Stefaan Verhaulst, GovLab Blog, 2 Aug 2017

At a time of open and big data, data-led and evidence-based policy making has great potential to improve problem solving but will have limited, if not harmful, effects if the underlying components are riddled with bad data.

Why should we care about bad data? What do we mean by bad data? And what are the determining factors contributing to bad data that if understood and addressed could prevent or tackle bad data? These questions were the subject of my short presentation during a recent webinar on  Bad Data: The Hobgoblin of Effective Government, hosted by the American Society for Public Administration and moderated by Richard Greene (Partner, Barrett and Greene Inc.). Other panelists included Ben Ward (Manager, Information Technology Audits Unit, California State Auditor’s Office) and Katherine Barrett (Partner, Barrett and Greene Inc.). The webinar was a follow-up to the excellent Special Issue of Governing on Bad Data written by Richard and Katherine.

The quality of data impacts the quality of decisions made using that data.

As governance practices around the world move closer to a standard of data-driven policy making, curbing practices that can lead to bad data is critical. Not only does bad data threaten the reliability of data-driven policy making, it has myriad other ill effects – from creating civil liberties concerns, to undermining trust in government, to increased costs, waste and inefficiencies. For instance, according to CrowdFlower, data scientists spend nearly two-thirds of their time cleaning and organizing bad data instead of analyzing and creating insights.

Bad data occurs across the Data Value Chain

Bad Data and The Data Value Chain developed by Stefaan Verhulst, The GovLab.

Bad data can be the result of many different information manipulation practices.  As such, understanding thedifferent manifestations of bad data across the Data Value Chain can help us address current issues with bad data, and prevent future challenges. Precautions taken at the Collection, Processing, Sharing, Analyzing, and Using phases of the data value chain to address issues such as bad data entry, poor modeling or misinterpretation can markedly increase the quality, accuracy, and ultimately the utility of open data.
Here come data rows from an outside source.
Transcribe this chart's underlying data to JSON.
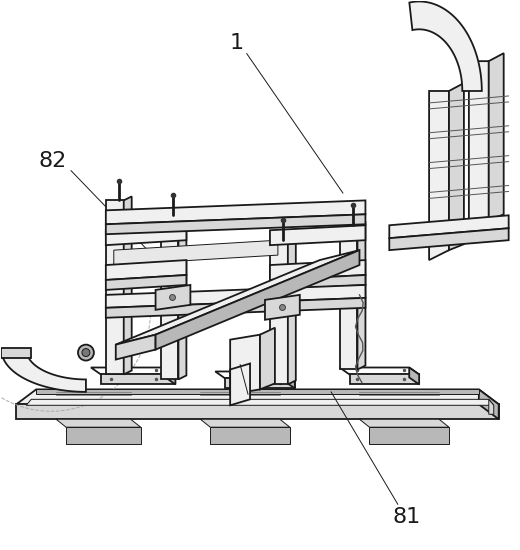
{
  "background_color": "#ffffff",
  "line_color": "#1a1a1a",
  "label_color": "#000000",
  "figsize": [
    5.2,
    5.5
  ],
  "dpi": 100,
  "label_fontsize": 16,
  "lw_main": 1.3,
  "lw_thin": 0.7,
  "fc_light": "#f0f0f0",
  "fc_mid": "#d8d8d8",
  "fc_dark": "#b8b8b8",
  "fc_white": "#ffffff"
}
These bad data manifestations don’t occur in a vacuum, but result from various factors such as:

  • Outdated technologies, programming mistakes and misconfigurations;
  • Limited individual or institutional norms and standards of quality;
  • Legal confusion or gaps;
  • Misaligned incentives or interests.

The need for a culture of data quality

The webinar’s main objective was to draw attention to the potentially serious problem posed by bad data. Although not always considered a high-priority topic, it nonetheless merits urgent attention as we are adopting data-driven policy making or releasing more open data. Bad data lowers trust, creates liabilities and civil liberties concerns, increases costs, and can in some cases produce serious harm or even loss of life.
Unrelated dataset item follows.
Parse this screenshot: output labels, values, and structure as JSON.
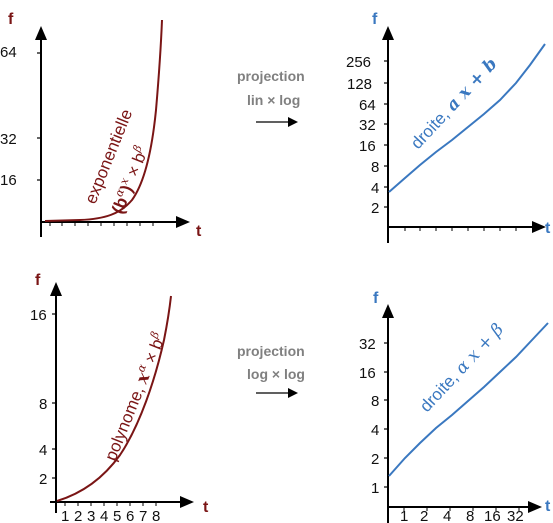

Being aware of and addressing the determining factors listed above would provide for progress yet represent only a starting point. In many ways, efforts to tackle bad data are still in their infancy. As data volumes and our society’s reliance on data increase, so too will the impacts of the problem. It is likely, too, that greater awareness will lead to new strategies for managing and reducing bad data.

Those strategies may include new technical tools, but they will almost certainly involve new policies, norms and expectations, too. The coming years are likely to witness greater attention and action by governments regarding the problem of bad data. To be successful, those actions need to be the result of a conversation across sectors and industries. My presentation and the webinar can be seen as input to the still-developing conversation towards the creation of a “data quality culture.”